Sabtu, 09 November 2013

How to fix bugs, step by step

Step 1: Enter the bug in your case tracking system

 At the end of all these steps is a phase where you are tearing your hair out and still haven't gone home, yet. Then you will realize one of two things:
  1. you've forgotten some crucial detail about the bug, such as what it was, or
  2. you could assign this to someone who knows more than you.
 A case tracking system will prevent you from losing track of both your current task and any that have been put on the backburner. And if you're part of a team it'll also make it easy to delegate tasks to others and keep all discussion related to a bug in one place.

 You should record these three things in each bug report:
  1. What the user was doing
  2. What they were expecting
  3. What happened instead
These will tell you how to recreate the bug. If you can't re-create the bug on demand, then your chances of fixing it will be nil.

Step 2: Google the error message

 If there is an error message then you're in luck.

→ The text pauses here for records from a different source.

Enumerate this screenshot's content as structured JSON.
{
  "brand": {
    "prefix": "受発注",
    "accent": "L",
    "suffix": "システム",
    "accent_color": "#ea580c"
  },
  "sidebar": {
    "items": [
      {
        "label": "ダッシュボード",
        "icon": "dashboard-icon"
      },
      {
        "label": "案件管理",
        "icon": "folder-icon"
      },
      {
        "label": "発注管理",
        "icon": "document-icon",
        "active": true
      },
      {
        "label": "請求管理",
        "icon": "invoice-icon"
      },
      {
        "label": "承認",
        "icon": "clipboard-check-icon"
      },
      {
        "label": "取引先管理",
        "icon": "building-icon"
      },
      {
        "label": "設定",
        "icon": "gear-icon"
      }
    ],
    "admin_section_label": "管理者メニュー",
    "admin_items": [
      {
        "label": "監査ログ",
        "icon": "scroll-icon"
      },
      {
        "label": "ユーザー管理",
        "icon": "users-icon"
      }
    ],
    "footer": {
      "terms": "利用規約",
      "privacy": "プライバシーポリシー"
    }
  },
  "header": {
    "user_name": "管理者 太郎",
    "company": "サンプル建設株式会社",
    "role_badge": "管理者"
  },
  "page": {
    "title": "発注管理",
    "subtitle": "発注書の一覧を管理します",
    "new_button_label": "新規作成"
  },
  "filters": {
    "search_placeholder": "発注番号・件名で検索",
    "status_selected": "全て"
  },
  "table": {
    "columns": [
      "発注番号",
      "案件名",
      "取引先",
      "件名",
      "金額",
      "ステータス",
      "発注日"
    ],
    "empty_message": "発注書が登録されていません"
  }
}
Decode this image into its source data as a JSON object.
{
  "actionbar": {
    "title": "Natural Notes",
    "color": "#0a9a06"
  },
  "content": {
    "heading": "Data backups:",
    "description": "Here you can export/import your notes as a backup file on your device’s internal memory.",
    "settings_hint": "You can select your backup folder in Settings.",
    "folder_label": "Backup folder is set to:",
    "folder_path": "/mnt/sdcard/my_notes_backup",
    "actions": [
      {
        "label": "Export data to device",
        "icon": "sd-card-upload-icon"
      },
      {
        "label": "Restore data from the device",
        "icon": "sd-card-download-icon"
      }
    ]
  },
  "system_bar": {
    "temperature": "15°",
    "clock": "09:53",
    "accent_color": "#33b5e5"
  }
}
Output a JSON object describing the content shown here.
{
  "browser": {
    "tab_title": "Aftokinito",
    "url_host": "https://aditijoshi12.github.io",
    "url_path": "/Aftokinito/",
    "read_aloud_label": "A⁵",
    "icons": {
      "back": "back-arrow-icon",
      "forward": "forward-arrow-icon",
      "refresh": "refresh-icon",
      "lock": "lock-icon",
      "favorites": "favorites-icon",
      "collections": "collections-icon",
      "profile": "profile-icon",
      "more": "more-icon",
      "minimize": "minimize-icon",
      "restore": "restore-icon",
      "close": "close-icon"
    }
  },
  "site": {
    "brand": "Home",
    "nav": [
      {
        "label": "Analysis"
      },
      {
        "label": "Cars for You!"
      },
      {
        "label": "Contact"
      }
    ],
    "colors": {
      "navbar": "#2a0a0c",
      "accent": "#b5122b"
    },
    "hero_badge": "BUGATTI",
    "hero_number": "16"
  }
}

It might be descriptive enough to tell you exactly what went wrong, or else give you a search query to find the solution on the web somewhere. No luck yet? Then continue to the next step.

Step 3: Identify the immediate line of code where the bug occurs

 If it's a crashing bug then try running the program in the IDE with the debugger active and see what line of code it stops on. This isn't necessarily the line that contains the bug (see the next step), but it will tell you more about the nature of it.

 If you can't attach a debugger to the running process, the next technique is to use "tracer bullets", which are just print() statements sprinkled around the code that tell you how far a program's execution has got up to. Print to the console (eg: Console.WriteLine("Reached stage 1"), or printf("Reached stage 1")) or log to a file, starting very granular (one print per method, or major operation), then refining it until you've found the one single operation that the crash or malfunction occurs on.

Step 4: Identify the line of code where the bug actually occurs

 Once you know the immediate line, you can step backwards to find where the actual bug occurs. Only sometimes will you discover that they're both one and the same line of code. Just as often, you'll discover that the crashing line is innocent and that it has been passed bad data from earlier in the stack.

 If you were following program execution in a debugger then look at the Stack Trace to find out what the history of the operation was. If it's deep within a function called by another function called by another function, then the stack trace will list each function going all the way back to the origin of program execution (your main()). If the malfunction happened somewhere within the vendor's framework or a third-party library, then for the moment assume the bug is somewhere in your program--for it is far more likely. Look down the stack for the most recent line of code that you wrote, and go there.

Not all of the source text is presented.